Pendiri Tarekat Syadziliyah, Sayyid Abul Hasan Ali as-Syadzili al-Idrisi al-Hasani alias Imam Syadzili (1197 M-1258 M), pernah berbincang dengan santri kinasihnya, Syekh Abul Abbas Al-Mursi (1219 M-1281 M). Beliau bercerita pada muridnya itu.
Syahdan suatu hari, Syekh Abul Abbas Al-Mursi sedang duduk bersama sang guru, Imam Syadzili di pekarangan rumah. Seperti biasa, mereka berbincang tentang apa saja. Tapi kemudian, tiba-tiba sekelompok orang masuk. Mereka langsung ikut nimbrung.
“Mereka ini Wali Abdal,” kata Imam Abul Hasan As-Syadzili kepada muridnya itu.

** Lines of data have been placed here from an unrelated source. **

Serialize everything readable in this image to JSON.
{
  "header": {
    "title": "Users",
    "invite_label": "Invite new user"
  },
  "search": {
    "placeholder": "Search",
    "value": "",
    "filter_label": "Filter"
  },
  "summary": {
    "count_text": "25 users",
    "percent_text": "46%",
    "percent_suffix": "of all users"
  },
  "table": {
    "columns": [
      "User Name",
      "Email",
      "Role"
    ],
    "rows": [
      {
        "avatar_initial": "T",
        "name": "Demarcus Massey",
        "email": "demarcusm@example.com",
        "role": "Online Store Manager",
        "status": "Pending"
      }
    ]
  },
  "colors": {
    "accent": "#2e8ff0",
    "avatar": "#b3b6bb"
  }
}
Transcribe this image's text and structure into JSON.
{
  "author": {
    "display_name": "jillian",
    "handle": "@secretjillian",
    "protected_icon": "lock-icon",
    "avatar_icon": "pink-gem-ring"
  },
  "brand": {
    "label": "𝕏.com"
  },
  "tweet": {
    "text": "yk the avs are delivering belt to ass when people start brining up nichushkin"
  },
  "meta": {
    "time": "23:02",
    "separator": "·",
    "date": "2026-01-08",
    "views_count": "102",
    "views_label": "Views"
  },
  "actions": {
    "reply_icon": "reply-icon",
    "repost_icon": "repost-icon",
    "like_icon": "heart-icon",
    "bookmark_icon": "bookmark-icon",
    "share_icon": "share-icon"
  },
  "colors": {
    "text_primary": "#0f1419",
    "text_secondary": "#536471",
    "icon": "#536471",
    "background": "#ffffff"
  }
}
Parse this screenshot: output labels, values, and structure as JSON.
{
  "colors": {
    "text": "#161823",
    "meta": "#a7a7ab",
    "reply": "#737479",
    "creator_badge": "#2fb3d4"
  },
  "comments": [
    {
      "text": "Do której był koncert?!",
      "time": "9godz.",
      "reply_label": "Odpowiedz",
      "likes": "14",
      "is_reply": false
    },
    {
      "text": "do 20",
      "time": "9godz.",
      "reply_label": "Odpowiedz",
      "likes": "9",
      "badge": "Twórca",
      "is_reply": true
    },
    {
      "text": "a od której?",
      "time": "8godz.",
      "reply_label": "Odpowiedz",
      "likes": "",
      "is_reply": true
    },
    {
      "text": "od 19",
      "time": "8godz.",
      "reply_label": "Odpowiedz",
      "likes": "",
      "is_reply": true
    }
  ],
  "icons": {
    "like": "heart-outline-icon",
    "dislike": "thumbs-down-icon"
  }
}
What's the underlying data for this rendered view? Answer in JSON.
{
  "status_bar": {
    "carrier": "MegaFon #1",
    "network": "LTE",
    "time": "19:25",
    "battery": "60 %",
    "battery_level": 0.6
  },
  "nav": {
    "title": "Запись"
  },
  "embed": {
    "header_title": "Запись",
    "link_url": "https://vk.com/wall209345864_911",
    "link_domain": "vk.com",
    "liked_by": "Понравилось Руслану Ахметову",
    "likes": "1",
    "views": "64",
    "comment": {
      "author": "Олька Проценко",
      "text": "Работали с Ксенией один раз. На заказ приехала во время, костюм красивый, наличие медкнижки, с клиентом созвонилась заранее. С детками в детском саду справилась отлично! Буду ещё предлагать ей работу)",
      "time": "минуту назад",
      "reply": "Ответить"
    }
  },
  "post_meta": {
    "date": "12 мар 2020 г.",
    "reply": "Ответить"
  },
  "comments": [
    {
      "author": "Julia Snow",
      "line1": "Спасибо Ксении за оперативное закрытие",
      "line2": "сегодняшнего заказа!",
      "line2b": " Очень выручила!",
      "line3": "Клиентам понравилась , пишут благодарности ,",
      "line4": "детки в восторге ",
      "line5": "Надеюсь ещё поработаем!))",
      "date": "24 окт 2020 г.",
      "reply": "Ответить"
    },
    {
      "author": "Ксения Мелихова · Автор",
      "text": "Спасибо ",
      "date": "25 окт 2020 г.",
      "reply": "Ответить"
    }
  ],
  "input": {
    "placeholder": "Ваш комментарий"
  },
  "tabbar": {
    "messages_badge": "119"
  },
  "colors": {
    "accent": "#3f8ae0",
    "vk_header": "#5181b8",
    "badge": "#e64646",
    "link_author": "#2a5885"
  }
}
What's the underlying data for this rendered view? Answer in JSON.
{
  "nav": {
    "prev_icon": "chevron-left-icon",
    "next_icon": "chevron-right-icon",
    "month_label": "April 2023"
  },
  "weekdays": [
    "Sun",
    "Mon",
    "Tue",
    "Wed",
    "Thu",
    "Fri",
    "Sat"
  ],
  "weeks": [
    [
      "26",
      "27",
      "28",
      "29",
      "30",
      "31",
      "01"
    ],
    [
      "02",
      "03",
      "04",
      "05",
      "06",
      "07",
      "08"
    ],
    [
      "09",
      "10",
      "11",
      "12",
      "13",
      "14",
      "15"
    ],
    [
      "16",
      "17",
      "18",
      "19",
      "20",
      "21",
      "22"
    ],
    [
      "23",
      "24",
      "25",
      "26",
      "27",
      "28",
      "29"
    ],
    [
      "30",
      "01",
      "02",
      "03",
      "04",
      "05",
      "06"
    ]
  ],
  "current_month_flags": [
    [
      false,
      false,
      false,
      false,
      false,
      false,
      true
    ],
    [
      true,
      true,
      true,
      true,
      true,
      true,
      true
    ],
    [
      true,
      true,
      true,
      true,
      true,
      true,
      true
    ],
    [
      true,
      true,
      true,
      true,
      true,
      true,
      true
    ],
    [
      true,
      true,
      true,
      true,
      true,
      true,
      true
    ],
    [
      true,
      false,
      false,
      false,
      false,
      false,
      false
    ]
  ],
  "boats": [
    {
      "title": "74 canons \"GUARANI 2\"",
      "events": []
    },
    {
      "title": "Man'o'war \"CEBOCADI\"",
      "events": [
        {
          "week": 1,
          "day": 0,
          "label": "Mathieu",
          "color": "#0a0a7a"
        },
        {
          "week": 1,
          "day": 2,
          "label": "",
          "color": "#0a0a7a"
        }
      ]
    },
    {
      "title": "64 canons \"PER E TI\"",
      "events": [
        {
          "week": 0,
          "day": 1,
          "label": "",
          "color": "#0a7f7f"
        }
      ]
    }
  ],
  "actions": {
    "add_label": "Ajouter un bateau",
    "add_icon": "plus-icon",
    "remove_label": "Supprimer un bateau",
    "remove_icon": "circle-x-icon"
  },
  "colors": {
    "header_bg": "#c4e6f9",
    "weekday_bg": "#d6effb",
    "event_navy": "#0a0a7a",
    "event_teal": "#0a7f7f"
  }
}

Namun demikian, Syekh Abul Abbas Al-Mursi berupaya memperhatikan mereka dengan mata batin. Ia beranggapan bahwa mereka yang datang itu bukan Wali Abdal. Dia menjadi terheran dengan perkataan gurunya tadi. Ketika dia bertanya, Imam Syadzili menjawab sebagai berikut:
فقال الشيخ: من بدلت سيئآته حسنات فهو بدل
Artinya: “Syekh As-Syadzili berkata, “Siapa saja yang keburukannya berganti menjadi kebaikan, maka ia adalah salah seorang (wali) abdal”.
Dari sini, Syekh Abul Abbas Al-Mursi mulai tahu dan meyakini bahwa pertobatan dari buruk menjadi baik, adalah awal dari maqam (status) kewaliabdalan (awwalu maratibil badaliyyah).
** **
Syekh Ibnu Athaillah Sakandari (1250-1309 M), murid dari Syekh Abul Abbas Al-Mursi sekaligus ulama besar pengarang Kitab Al Hikam, pernah mendengar sang guru berkata:
“Mengenal wali lebih sulit dari mengenal Allah. Allah dapat dikenali dengan kesempurnaan dan keindahan-Nya. Tetapi kapan kau bisa mengenali tanda wali, makhluk sepertimu. Ia makan sebagaimana kamu makan, ia minum sebagaimana kamu minum.”
Ibnu Athaillah lalu menulis dalam kitabnya berjudul Latha’iful Minan: “Kalau Allah menghendakimu kenal dengan salah satu walinya, Allah melipat unsur manusiawinya di matamu dan Allah memperlihatkanmu keistimewaannya”.
** **
Syekh Ahmad Zarruq (1442–1493 M), pembesar Tarekat Syadziliyah dari Maroko, penerus Syekh Ibnu Athaillah yang juga menulis syarah (penjelasan) Kitab Hikam Ibnu Athaillah Sakandari, mengatakan dalam kitabnya, Syarh Hikam:
“Waliyullah itu dapat dikenali dengan tiga tanda: mengutamakan Allah, (hatinya) berpaling dari makhluk-Nya, dan berpegang pada syariat Nabi Muhammad SAW dengan benar”.